Reporter: Agung Hidayat | Editor: Handoyo .
KONTAN.CO.ID - JAKARTA. Di tengah pelemahan ekonomi, industri kaleng turut mendapatkan pengaruh dari penurunan permintaan kemasan. PT Ancol Terang Metal Printing Industri misalnya, beberapa produk seperti kaleng semir, tutup botol kaca dan sirup harus turun penjualannya.
Namun di sisi lain, kaleng kemasan sarden mengalami peningkatan yang cukup kuat. Arif Junaidi, COO PT Ancol Terang Metal Printing Industri sampai harus memaksimalkan lini produksi kaleng kemasan sardennya.
Hanya saja perusahaan terbatas oleh bahan baku yang harus melalui perijinan dan penguotaan oleh pemerintah, di tengah lonjakan permintaan. "Beberapa bulan lalu kami minta kuota impor bahan baku, tinplate, sekitar 1.000 ton dan langsung habis terserap pasar," ujar Arif kepada Kontan.co.id, Jumat (7/8).
Baca Juga: Tangkal Covid-19, Wings Group luncurkan produk disinfektan baru
Impor dilakukan lantaran produsen tinplate satu-satunya di Indonesia, PT Pelat Timah Nusantara Tbk (Latinusa) hanya punya kapasitas produksi 150.000 ton per tahun, sementara kebutuhan industri dalam negeri mencapai 250.000 ton per tahunnya. Selain itu industri kaleng juga dibatasi oleh kuota impor yang menyulitkan pabrikan mendapatkan bahan baku, satu pabrik rata-rata hanya mendapatkan kuota 2.000 ton per tahun.

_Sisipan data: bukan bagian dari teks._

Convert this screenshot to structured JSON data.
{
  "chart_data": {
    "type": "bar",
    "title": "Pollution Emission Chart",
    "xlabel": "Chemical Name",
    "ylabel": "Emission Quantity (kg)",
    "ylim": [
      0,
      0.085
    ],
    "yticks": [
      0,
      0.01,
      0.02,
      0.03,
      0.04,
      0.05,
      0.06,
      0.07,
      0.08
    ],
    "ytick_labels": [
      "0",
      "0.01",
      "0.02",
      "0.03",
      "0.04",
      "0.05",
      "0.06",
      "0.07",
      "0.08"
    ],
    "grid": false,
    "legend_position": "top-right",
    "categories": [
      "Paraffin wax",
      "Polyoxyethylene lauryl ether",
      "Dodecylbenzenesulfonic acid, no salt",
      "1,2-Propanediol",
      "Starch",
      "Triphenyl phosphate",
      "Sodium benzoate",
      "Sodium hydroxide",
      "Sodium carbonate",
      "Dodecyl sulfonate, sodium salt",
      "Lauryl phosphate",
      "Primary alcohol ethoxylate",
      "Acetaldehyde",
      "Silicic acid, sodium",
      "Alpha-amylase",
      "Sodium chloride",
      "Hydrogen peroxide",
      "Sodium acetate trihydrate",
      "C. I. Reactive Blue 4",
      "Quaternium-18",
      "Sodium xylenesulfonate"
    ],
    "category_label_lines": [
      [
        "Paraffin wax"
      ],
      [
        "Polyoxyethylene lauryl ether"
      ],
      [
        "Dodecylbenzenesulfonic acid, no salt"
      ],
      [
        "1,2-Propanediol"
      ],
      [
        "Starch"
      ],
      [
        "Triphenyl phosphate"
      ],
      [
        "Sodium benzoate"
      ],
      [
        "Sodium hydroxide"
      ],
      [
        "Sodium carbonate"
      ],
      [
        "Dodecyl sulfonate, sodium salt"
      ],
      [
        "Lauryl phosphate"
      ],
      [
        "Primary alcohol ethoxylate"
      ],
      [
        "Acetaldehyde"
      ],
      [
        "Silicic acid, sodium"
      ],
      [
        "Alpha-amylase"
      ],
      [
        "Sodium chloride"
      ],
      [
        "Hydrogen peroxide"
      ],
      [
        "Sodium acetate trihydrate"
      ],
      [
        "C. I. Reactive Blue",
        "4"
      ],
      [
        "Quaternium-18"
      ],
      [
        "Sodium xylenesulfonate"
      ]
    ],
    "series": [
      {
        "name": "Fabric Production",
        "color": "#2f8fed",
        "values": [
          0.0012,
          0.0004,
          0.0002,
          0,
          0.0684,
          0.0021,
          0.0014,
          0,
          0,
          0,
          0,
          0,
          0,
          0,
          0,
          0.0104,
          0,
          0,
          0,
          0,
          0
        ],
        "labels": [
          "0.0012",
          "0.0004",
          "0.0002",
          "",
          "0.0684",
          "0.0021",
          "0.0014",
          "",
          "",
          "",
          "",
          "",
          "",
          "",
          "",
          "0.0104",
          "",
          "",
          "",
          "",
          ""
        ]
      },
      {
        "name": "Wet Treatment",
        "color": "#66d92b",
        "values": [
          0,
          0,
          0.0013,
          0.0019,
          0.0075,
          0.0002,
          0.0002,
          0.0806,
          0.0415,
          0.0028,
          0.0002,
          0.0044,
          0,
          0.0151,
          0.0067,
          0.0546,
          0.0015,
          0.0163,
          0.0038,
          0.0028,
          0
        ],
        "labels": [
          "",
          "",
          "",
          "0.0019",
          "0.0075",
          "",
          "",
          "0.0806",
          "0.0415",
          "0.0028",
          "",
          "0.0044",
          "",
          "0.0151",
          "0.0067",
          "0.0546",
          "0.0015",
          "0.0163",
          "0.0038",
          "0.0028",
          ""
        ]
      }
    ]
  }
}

Akibatnya saat ini Ancol Terang masih terus mengurus perijinan impor tinplate lagi, dikarenakan kebutuhan yang mendesak, kata Arif perusahaan mengajukan ijin kuota sekitar 15.000 ton tinplate oleh karena prediksi permintaan kaleng kemasan masih tinggi sampai Mei tahun depan.
Saat ini menurut Arif yang juga menjabat sebagai Wakil Ketua Asosiasi Produsen Kemasan Kaleng Indonesia (APPKI), ada empat pabrik kaleng yang mampu memproduksi untuk kebutuhan kemasan sarden. Kapasitas produksinya sekitar 50 juta pieces per bulan, kurang lebih sama dengan kapasitas produksi pengalengan ikan sarden lokal.
Sayangnya bahan baku kaleng cukup terbatas untuk didapatkan. "Hal ini berpengaruh ke industri pengalengan ikan yang kesulitan mendapatkan kemasan. Saat itu ada yang mengatakan bahwa pasokan ikannya banyak hanya saja kalengnya kurang, maka tak lama kemudian mulai muncul impor kaleng utuh dari China," ungkap Arif.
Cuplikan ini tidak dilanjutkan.